Partout sur l’album, le soleil noir de la mélancolie fait briller ses rayons, faisant fondre la fragile image de succès et de bonheur matériel que le rappeur s’évertue à sculpter. Sur « Loving Me », le braggadacio sonne davantage comme un appel à l’aide, une tentative de construire un bonheur prêt-à-porter que trahit un flow monotone et rigide, alors que de glaciales notes de piano font vibrer une ambiance inquiétante en fond.

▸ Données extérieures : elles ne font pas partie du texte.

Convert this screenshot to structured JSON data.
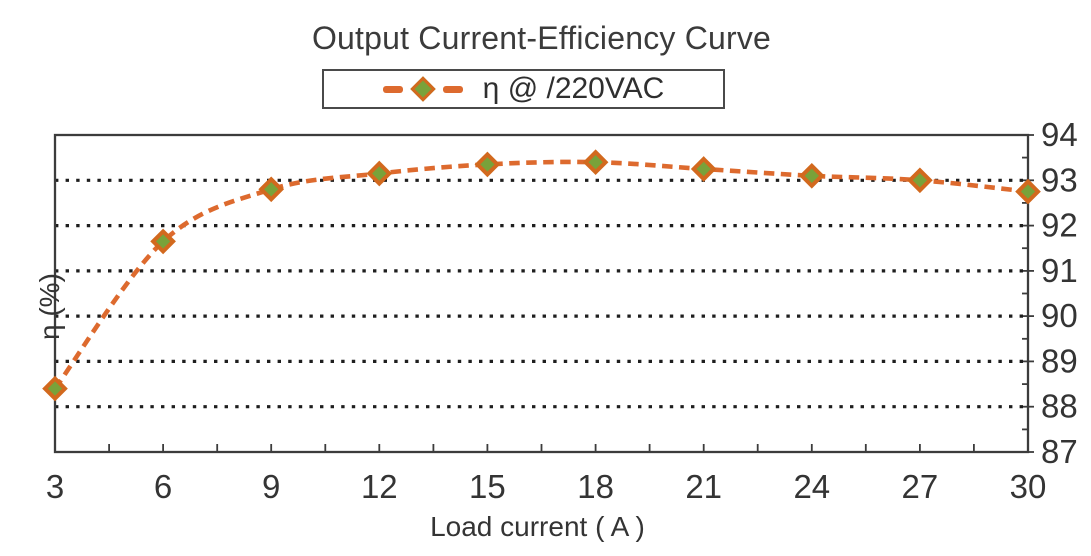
{
  "title": "Output Current-Efficiency Curve",
  "legend": {
    "label": "η @ /220VAC"
  },
  "axes": {
    "xlabel": "Load current ( A )",
    "ylabel": "η (%)"
  },
  "chart_data": {
    "type": "line",
    "title": "Output Current-Efficiency Curve",
    "xlabel": "Load current ( A )",
    "ylabel": "η (%)",
    "legend_entries": [
      "η @ /220VAC"
    ],
    "legend_position": "top-center-boxed",
    "line_style": "dashed",
    "marker": "diamond",
    "grid": "horizontal-dotted",
    "xlim": [
      3,
      30
    ],
    "ylim": [
      87,
      94
    ],
    "x": [
      3,
      6,
      9,
      12,
      15,
      18,
      21,
      24,
      27,
      30
    ],
    "series": [
      {
        "name": "η @ /220VAC",
        "values": [
          88.4,
          91.65,
          92.8,
          93.15,
          93.35,
          93.4,
          93.25,
          93.1,
          93.0,
          92.75
        ]
      }
    ],
    "x_label_ticks": [
      3,
      6,
      9,
      12,
      15,
      18,
      21,
      24,
      27,
      30
    ],
    "x_tick_step": 1.5,
    "y_label_ticks": [
      87,
      88,
      89,
      90,
      91,
      92,
      93,
      94
    ],
    "y_minor_step": 0.5,
    "y_gridlines": [
      88,
      89,
      90,
      91,
      92,
      93
    ],
    "colors": {
      "line": "#dd6a2e",
      "marker_fill": "#79a23a",
      "marker_border": "#d2691e",
      "grid": "#1e1e1e",
      "axis": "#3c3c3c",
      "text": "#343434"
    }
  }
}
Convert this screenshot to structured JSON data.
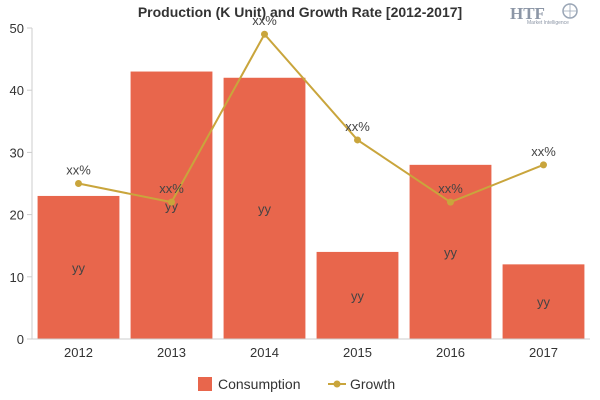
{
  "chart_data": {
    "type": "bar",
    "title": "Production (K Unit) and Growth Rate [2012-2017]",
    "categories": [
      "2012",
      "2013",
      "2014",
      "2015",
      "2016",
      "2017"
    ],
    "series": [
      {
        "name": "Consumption",
        "type": "bar",
        "color": "#e8664c",
        "values": [
          23,
          43,
          42,
          14,
          28,
          12
        ],
        "data_labels": [
          "yy",
          "yy",
          "yy",
          "yy",
          "yy",
          "yy"
        ]
      },
      {
        "name": "Growth",
        "type": "line",
        "color": "#c9a53c",
        "values": [
          25,
          22,
          49,
          32,
          22,
          28
        ],
        "data_labels": [
          "xx%",
          "xx%",
          "xx%",
          "xx%",
          "xx%",
          "xx%"
        ]
      }
    ],
    "yticks": [
      "0",
      "10",
      "20",
      "30",
      "40",
      "50"
    ],
    "ylim": [
      0,
      50
    ],
    "grid": false,
    "legend": "bottom-center"
  },
  "logo": {
    "text": "HTF",
    "subtext": "Market Intelligence"
  }
}
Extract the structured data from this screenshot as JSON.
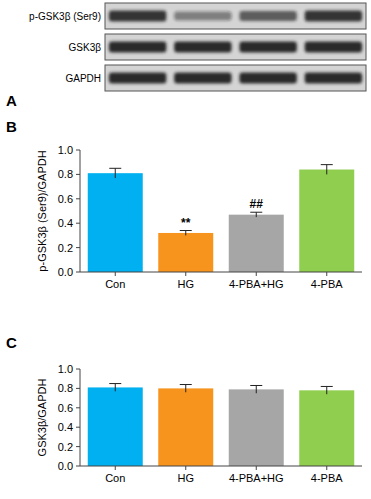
{
  "chart_data": [
    {
      "type": "blot",
      "title": "A",
      "rows": [
        {
          "name": "p-GSK3β (Ser9)",
          "values": [
            0.85,
            0.45,
            0.65,
            0.85
          ]
        },
        {
          "name": "GSK3β",
          "values": [
            0.9,
            0.9,
            0.9,
            0.9
          ]
        },
        {
          "name": "GAPDH",
          "values": [
            0.9,
            0.9,
            0.9,
            0.9
          ]
        }
      ]
    },
    {
      "type": "bar",
      "title": "B",
      "categories": [
        "Con",
        "HG",
        "4-PBA+HG",
        "4-PBA"
      ],
      "values": [
        0.81,
        0.32,
        0.47,
        0.84
      ],
      "errors": [
        0.04,
        0.02,
        0.02,
        0.04
      ],
      "colors": [
        "#00b0f0",
        "#f7941d",
        "#a6a6a6",
        "#8fce4f"
      ],
      "y_label": "p-GSK3β (Ser9)/GAPDH",
      "ylim": [
        0,
        1.0
      ],
      "yticks": [
        {
          "value": 0,
          "label": "0.0"
        },
        {
          "value": 0.2,
          "label": "0.2"
        },
        {
          "value": 0.4,
          "label": "0.4"
        },
        {
          "value": 0.6,
          "label": "0.6"
        },
        {
          "value": 0.8,
          "label": "0.8"
        },
        {
          "value": 1.0,
          "label": "1.0"
        }
      ],
      "annotations": [
        {
          "text": "**",
          "x": "HG"
        },
        {
          "text": "##",
          "x": "4-PBA+HG"
        }
      ]
    },
    {
      "type": "bar",
      "title": "C",
      "categories": [
        "Con",
        "HG",
        "4-PBA+HG",
        "4-PBA"
      ],
      "values": [
        0.81,
        0.8,
        0.79,
        0.78
      ],
      "errors": [
        0.04,
        0.04,
        0.04,
        0.04
      ],
      "colors": [
        "#00b0f0",
        "#f7941d",
        "#a6a6a6",
        "#8fce4f"
      ],
      "y_label": "GSK3β/GAPDH",
      "ylim": [
        0,
        1.0
      ],
      "yticks": [
        {
          "value": 0,
          "label": "0.0"
        },
        {
          "value": 0.2,
          "label": "0.2"
        },
        {
          "value": 0.4,
          "label": "0.4"
        },
        {
          "value": 0.6,
          "label": "0.6"
        },
        {
          "value": 0.8,
          "label": "0.8"
        },
        {
          "value": 1.0,
          "label": "1.0"
        }
      ]
    }
  ]
}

La mort peut être aperçue à chaque coin de rue et la frontière entre un ami et un ennemi n’a jamais été aussi fine que sur l’album, ce que révèle le rappeur sur son finale, où l’intimité de sa voix atteint son paroxysme. « Take Me Away », enregistré à 5 heures du matin dans une solitude désertique, laisse entendre des anges qui se recueillent pendant que les diamants mettent en berne leurs scintillements.

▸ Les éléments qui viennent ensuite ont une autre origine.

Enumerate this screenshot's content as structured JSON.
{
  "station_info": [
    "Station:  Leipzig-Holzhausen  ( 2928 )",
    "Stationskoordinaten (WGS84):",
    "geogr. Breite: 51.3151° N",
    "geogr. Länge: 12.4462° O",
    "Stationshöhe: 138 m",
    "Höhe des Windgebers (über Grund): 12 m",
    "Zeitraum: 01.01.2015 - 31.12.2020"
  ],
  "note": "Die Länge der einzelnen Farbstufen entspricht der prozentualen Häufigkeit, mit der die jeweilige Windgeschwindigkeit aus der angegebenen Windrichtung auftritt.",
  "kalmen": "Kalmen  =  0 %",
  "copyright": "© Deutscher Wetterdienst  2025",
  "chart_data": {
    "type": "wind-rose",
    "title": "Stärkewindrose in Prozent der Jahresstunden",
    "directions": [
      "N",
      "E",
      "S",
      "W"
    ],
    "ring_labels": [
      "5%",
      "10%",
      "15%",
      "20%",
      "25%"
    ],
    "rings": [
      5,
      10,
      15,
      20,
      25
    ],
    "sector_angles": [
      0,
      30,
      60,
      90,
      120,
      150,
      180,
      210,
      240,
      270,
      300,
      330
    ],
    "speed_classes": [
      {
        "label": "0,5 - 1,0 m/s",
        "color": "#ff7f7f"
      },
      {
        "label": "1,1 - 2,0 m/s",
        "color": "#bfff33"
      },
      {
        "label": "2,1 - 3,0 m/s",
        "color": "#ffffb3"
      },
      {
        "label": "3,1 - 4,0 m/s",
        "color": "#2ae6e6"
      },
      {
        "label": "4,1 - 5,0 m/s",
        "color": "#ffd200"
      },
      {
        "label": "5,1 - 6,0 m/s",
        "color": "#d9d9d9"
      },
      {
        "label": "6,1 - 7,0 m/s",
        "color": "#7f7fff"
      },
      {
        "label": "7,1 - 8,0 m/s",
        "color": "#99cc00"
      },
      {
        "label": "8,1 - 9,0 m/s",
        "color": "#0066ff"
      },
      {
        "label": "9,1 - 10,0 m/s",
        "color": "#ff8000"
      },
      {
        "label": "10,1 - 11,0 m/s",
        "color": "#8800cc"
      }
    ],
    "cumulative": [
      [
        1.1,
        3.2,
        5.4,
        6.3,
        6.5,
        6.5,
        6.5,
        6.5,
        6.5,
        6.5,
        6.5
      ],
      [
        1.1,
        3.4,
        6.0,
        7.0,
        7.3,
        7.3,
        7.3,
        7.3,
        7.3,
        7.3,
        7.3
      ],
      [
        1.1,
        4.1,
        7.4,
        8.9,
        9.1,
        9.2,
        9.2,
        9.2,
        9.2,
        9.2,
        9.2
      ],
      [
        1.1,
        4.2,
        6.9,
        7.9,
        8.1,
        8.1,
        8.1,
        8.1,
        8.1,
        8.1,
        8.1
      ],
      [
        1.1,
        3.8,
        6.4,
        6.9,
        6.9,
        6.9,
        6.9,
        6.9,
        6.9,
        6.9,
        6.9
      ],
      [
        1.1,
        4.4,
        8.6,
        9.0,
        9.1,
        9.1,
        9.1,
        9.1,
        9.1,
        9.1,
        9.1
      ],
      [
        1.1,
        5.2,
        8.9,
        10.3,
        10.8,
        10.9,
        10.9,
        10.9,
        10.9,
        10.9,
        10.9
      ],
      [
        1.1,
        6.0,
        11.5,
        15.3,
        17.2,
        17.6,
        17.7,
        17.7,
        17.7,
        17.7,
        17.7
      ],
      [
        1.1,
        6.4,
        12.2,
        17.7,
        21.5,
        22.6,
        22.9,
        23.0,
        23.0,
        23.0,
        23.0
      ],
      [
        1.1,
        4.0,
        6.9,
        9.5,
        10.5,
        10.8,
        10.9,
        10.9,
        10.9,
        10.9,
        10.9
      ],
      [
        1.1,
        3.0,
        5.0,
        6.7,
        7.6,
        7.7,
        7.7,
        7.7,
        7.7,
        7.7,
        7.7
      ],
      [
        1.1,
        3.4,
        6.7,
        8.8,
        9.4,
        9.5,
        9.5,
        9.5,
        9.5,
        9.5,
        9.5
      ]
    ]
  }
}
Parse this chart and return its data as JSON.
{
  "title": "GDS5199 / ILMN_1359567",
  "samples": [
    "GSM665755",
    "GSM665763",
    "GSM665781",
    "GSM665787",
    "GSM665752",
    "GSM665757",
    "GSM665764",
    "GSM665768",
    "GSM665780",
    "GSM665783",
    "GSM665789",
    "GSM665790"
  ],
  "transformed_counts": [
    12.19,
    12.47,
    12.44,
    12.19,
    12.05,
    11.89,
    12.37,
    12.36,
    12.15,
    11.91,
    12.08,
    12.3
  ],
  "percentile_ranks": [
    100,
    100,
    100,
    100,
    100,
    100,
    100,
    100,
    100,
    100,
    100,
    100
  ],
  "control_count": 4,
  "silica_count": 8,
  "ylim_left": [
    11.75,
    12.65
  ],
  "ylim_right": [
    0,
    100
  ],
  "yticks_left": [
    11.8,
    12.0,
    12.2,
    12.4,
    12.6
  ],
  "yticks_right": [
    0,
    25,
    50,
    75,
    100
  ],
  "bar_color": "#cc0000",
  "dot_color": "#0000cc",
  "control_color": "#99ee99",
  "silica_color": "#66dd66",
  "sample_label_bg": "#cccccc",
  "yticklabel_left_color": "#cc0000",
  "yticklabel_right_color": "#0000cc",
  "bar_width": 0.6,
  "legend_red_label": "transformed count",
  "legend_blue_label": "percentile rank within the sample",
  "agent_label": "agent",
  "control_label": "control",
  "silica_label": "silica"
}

Le nihilisme mélancolique s’étend dans l’ombre de tout l’album et paraît sur le point de tout dévorer alors que Shy ne change pas de ton pour parler de meurtres ou de liasses de billets. Pourtant, les émotions surgissent comme des plantes qui poussent malgré l’obscurité pour contrebalancer le tout, instillant une émouvante chaleur dans l’évocation de la famille ou d’ami-e-s. À la fin, la détermination et le sang sont bel et bien les derniers mots de l’histoire et le glizzy gang qui l’a bien compris répète en cœur qu’ils sont des soldats, ou, plus précisément, des soldats de la mula.